9 Mayıs 2012 Çarşamba

Taze blogculuk ---

Valla ne diyordum ilk başta, her gün bir şeyler yazarım, içimden geldiğimce... Aman bir baktım son 1 ayda hiç birşey yazmamışım. Ne zormuş her gün yazmak? Şimdi daha iyi anlıyorum neden gazetelerdeki, köşe yazarlarına bu kadar para verildiğini... Yaz yaz gene yaz valla bravo.

Annelikle full time bloggerlik mümkün değilmiş zaten. Ben kızımın hep böyle uslu uslu bir köşede oturuup oyuncakları ile oynayacağını hayal etmiştim. Meğer ne yanılmışım. Gittikçe daha fazla hareket, gittikçe daha çabuk tükenen bir anne...Hele bunun daha başlangıç olduğunu düşünürsek vay halime...


Bebekler ve doğa

Geçen hafta hava şahaneydi 11 aylık kızımla çimlere yattık. O kadar mutluydu ki,  toprağa basmak, açık havada olmak, rüzgarı teninde hissetmek yüzünde güller açtırdı. Şimdi 11 aylık bebek bile bunu hissedebiliyorsa biz nasıl bu kadar soyutlarız kendimizi? Soyutlayamıyoruz ama herşeyi çarpıttığımız gibi bunu da çarpıtıyoruz.

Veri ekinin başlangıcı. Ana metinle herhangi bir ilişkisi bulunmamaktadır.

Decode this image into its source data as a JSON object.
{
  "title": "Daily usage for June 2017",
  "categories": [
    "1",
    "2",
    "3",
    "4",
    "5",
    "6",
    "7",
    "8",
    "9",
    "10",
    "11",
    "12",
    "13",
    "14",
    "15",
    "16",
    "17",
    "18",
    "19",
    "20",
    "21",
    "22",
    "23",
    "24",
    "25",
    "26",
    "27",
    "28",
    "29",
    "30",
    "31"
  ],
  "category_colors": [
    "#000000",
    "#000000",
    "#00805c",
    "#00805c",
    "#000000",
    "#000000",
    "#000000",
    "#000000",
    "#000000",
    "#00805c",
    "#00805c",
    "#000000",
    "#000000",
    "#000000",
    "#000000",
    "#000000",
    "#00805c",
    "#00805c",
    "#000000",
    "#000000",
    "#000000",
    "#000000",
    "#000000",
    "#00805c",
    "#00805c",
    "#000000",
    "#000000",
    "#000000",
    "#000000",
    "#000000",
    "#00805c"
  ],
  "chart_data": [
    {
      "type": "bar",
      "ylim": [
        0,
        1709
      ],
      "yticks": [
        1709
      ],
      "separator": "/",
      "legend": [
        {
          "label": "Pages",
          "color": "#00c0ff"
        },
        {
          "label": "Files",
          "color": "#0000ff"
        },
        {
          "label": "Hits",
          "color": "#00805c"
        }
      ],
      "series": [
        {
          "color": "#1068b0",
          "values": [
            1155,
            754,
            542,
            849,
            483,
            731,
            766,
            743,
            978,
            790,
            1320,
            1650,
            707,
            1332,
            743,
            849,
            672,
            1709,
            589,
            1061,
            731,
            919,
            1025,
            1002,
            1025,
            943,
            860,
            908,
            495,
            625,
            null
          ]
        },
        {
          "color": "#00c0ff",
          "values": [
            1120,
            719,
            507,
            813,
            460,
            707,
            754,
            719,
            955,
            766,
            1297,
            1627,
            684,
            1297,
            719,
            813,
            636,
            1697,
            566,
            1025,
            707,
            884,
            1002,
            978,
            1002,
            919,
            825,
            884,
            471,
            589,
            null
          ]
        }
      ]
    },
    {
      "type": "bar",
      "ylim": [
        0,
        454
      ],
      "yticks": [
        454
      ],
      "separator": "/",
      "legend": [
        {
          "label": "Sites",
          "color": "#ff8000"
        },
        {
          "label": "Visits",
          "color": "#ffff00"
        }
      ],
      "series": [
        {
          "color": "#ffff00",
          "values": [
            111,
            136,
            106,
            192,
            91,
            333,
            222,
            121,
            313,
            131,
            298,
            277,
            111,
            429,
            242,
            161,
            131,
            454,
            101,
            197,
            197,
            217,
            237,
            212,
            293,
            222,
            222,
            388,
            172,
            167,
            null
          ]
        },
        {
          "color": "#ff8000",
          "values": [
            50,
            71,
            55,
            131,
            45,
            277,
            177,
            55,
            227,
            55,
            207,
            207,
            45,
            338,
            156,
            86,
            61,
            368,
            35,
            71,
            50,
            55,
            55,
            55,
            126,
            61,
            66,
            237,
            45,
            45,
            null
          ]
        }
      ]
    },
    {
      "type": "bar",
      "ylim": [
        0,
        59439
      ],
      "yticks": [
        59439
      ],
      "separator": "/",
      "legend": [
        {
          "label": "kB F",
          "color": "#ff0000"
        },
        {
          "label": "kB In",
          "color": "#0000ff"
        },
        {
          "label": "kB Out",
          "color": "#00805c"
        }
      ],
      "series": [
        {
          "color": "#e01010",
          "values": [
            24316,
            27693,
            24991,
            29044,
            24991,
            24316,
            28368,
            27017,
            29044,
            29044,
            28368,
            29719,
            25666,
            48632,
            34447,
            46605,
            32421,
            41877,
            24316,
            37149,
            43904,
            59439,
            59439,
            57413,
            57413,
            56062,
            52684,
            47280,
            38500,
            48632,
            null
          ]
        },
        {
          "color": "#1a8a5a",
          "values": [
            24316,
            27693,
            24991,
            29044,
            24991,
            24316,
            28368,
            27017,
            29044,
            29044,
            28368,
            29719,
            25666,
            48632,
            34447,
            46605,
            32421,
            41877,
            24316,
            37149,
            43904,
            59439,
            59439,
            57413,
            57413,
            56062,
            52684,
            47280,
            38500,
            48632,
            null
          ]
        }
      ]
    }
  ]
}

Günümüzün şehirleşmiş ve çirkinleşmiş günlük yaşamında doğaya çok güzelleme var. Özellikle annelik literatüründe, "doğa" kutsal bir kelime. Doğada olmak, doğayla ilişik ebeveyn olmak, doğal beslenmek vs vs...Neredeyse "doğa" ayrı bir nesne.

Doğada olmak istiyoruz ama tüm şehir konforumuzla birlikte. Yani imkansızı istiyoruz.